176Dem Anhörungsschreiben nebst Anlagen ließen sich die Sozialdaten des Beteiligten zu 3), soweit er der Antragstellerin bekannt war, entnehmen.
177Auch die Anhörung des Betriebsrates auf den Tatvorwurf bzw. die auch auf den danebenstehenden Kündigungsgrund des Tatverdachts einer unzutreffenden Arbeitszeiterfassung und der dadurch erlangten, dem Beteiligten zu 3) materiell-rechtlich nicht zustehenden finanziellen Zahlungen, wird angeführt.
Gegen diesen Beschluss kann von den Beteiligten zu 2) und 3) Beschwerde eingelegt werden.
179Für die Arbeitgeberseite ist gegen diesen Beschluss kein Rechtsmittel gegeben.

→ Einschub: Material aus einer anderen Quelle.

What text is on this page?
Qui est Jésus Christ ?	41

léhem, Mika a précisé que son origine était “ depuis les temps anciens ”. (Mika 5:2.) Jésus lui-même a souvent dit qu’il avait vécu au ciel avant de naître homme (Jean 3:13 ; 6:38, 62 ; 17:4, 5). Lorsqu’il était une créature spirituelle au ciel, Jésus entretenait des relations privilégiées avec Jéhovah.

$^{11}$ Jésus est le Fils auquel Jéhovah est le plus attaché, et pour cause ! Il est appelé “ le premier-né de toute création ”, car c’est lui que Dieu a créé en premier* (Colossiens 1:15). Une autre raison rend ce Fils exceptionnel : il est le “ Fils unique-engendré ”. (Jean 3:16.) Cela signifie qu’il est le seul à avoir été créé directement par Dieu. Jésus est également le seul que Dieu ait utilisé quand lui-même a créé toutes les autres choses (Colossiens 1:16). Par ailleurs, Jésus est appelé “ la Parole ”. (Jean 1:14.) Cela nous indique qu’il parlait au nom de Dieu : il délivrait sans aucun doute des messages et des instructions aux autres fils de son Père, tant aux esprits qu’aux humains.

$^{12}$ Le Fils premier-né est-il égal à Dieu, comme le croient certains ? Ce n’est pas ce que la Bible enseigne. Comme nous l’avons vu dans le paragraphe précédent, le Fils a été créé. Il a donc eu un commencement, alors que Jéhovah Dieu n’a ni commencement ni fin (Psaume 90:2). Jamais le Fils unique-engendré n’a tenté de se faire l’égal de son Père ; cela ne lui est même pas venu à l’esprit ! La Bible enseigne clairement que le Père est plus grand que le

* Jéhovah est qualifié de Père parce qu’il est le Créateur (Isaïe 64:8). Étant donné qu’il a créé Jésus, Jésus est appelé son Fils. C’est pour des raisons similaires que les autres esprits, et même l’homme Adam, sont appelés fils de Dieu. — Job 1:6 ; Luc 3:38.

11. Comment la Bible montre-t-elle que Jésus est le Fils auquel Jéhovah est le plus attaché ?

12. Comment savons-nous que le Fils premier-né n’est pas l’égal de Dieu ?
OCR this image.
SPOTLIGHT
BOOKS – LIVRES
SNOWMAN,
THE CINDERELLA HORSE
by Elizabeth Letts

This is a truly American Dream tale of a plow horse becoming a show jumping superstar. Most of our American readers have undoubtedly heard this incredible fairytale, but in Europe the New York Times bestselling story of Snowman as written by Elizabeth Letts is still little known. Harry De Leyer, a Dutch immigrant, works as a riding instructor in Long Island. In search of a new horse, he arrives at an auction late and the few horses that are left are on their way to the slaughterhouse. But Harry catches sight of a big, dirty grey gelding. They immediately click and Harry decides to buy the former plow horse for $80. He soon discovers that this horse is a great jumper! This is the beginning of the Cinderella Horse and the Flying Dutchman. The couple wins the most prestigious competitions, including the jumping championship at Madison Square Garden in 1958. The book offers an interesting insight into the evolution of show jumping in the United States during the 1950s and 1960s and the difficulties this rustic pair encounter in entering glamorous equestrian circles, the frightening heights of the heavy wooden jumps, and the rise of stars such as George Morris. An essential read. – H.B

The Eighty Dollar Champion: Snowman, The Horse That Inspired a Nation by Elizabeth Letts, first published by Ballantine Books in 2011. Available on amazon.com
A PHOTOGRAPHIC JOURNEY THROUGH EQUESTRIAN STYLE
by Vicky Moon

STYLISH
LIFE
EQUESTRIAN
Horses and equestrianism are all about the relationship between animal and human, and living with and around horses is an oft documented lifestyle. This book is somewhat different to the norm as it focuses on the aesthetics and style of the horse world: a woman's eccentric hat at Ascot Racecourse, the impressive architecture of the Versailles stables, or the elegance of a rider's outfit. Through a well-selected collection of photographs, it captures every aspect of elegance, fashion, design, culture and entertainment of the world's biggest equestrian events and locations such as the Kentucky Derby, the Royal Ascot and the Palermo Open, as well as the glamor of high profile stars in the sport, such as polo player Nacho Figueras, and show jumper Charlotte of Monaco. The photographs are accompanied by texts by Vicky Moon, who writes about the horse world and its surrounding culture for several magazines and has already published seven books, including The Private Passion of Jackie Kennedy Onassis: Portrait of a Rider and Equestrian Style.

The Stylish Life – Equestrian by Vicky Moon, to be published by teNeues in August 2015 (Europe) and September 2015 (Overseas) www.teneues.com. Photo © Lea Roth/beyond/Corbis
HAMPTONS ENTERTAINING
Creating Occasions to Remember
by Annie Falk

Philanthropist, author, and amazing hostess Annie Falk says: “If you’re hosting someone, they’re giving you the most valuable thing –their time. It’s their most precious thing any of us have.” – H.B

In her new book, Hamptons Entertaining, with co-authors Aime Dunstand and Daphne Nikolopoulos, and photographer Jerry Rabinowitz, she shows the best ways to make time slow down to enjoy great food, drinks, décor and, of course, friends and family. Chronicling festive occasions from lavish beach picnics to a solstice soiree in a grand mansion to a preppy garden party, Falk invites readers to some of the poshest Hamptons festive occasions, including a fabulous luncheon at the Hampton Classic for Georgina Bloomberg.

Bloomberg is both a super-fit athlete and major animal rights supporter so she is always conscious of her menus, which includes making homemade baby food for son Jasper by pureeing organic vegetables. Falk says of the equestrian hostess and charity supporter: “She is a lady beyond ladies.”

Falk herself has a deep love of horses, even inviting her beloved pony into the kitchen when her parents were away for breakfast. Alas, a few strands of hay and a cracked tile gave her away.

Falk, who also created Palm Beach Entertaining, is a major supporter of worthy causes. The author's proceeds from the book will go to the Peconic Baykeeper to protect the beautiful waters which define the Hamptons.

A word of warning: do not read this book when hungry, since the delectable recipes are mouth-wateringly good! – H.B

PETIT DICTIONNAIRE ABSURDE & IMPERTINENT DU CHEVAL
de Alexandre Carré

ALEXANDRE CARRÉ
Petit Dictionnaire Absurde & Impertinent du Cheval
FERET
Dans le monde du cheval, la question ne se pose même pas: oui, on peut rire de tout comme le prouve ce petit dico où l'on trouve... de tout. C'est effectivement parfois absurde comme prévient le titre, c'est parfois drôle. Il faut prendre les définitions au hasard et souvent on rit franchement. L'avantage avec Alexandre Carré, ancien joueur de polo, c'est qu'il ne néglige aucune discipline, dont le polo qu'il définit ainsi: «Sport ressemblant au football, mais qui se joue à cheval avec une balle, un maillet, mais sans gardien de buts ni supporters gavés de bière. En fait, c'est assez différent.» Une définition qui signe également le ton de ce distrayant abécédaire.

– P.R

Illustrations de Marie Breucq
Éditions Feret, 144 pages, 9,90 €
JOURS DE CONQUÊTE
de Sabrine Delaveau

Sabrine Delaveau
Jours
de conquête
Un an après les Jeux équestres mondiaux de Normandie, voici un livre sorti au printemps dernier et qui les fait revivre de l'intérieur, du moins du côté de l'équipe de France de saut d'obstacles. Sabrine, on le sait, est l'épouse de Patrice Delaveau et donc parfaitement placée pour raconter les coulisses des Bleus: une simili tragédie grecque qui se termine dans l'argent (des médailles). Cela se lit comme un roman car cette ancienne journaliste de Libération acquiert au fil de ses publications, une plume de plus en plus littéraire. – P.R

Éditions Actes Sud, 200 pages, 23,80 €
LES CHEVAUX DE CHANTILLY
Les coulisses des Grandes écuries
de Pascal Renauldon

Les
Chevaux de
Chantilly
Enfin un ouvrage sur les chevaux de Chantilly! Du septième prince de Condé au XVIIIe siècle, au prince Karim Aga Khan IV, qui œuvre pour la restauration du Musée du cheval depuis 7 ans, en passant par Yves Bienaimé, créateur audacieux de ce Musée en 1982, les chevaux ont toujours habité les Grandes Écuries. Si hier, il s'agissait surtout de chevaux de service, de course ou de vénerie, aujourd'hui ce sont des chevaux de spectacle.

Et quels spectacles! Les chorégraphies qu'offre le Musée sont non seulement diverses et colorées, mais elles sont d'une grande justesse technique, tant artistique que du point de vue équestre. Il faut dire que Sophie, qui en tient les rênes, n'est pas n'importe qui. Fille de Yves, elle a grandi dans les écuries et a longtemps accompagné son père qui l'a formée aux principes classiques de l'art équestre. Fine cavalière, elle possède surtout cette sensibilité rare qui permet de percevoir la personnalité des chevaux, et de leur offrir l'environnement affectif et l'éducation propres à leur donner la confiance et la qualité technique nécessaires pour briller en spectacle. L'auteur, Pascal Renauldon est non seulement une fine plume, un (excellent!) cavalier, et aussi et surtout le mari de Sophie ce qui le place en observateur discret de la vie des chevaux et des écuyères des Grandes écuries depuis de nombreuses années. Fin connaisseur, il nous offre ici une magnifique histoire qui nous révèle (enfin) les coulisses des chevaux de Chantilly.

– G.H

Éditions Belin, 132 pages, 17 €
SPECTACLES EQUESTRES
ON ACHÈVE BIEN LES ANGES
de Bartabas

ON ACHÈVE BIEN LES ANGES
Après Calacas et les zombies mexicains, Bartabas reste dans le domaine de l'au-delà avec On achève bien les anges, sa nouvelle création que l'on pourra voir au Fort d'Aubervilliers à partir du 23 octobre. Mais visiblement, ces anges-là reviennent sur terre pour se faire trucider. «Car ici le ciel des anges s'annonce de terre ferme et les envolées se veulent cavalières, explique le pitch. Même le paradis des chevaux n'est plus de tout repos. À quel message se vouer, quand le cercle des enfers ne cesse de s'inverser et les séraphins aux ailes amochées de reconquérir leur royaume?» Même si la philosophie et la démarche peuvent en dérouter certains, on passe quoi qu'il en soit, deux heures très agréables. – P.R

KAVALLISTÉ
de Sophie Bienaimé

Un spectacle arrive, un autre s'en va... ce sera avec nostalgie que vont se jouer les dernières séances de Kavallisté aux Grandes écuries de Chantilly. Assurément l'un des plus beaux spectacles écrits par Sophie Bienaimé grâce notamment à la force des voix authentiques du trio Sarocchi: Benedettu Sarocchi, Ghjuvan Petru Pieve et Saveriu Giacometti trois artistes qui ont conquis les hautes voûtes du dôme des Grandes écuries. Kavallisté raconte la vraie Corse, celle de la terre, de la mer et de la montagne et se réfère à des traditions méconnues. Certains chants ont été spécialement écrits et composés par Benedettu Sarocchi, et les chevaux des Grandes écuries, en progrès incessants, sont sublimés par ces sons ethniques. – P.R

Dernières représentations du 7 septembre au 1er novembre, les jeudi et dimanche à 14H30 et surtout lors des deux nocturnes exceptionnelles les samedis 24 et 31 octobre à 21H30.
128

180Die Beschwerde muss innerhalb einer Notfrist* von einem Monat schriftlich oder in elektronischer Form beim
181Landesarbeitsgericht Hamm
182Marker Allee 94
18359071 Hamm
184Fax: 02381 891-283
185eingegangen sein.
186Für Rechtsanwälte, Behörden und juristische Personen des öffentlichen Rechts einschließlich der von ihr zur Erfüllung ihrer öffentlichen Aufgaben gebildeten Zusammenschlüsse besteht ab dem 01.01.2022 gem. §§ 46g Satz 1, 80 Abs. 2 ArbGG grundsätzlich die Pflicht, die Beschwerde ausschließlich als elektronisches Dokument einzureichen. Gleiches gilt für vertretungsberechtigte Personen, für die ein sicherer Übermittlungsweg nach § 46c Abs. 4 Nr. 2 ArbGG zur Verfügung steht.
187Die elektronische Form wird durch ein elektronisches Dokument gewahrt. Das elektronische Dokument muss für die Bearbeitung durch das Gericht geeignet und mit einer qualifizierten elektronischen Signatur der verantwortenden Person versehen sein oder von der verantwortenden Person signiert und auf einem sicheren Übermittlungsweg gemäß § 46c ArbGG nach näherer Maßgabe der Verordnung über die technischen Rahmenbedingungen des elektronischen Rechtsverkehrs und über das besondere elektronische Behördenpostfach (ERVV) v. 24. November 2017 in der jeweils geltenden Fassung eingereicht werden. Nähere Hinweise zum elektronischen Rechtsverkehr finden sich auf der Internetseite www.justiz.de.
188Die Notfrist beginnt mit der Zustellung des in vollständiger Form abgefassten Beschlusses, spätestens mit Ablauf von fünf Monaten nach dessen Verkündung.
189Die Beschwerdeschrift muss von einem Bevollmächtigten unterzeichnet sein. Als Bevollmächtigte sind nur zugelassen:
1901. Rechtsanwälte,
2. Gewerkschaften und Vereinigungen von Arbeitgebern sowie Zusammenschlüsse solcher Verbände für ihre Mitglieder oder für andere Verbände oder Zusammenschlüsse mit vergleichbarer Ausrichtung und deren Mitglieder,
3. juristische Personen, deren Anteile sämtlich im wirtschaftlichen Eigentum einer der in Nr. 2 bezeichneten Organisationen stehen, wenn die juristische Person ausschließlich die Rechtsberatung und Prozessvertretung dieser Organisation und ihrer Mitglieder oder anderer Verbände oder Zusammenschlüsse mit vergleichbarer Ausrichtung und deren Mitglieder entsprechend deren Satzung durchführt, und wenn die Organisation für die Tätigkeit der Bevollmächtigten haftet.
Eine Partei, die als Bevollmächtigte zugelassen ist, kann sich selbst vertreten.
195* Eine Notfrist ist unabänderlich und kann nicht verlängert werden.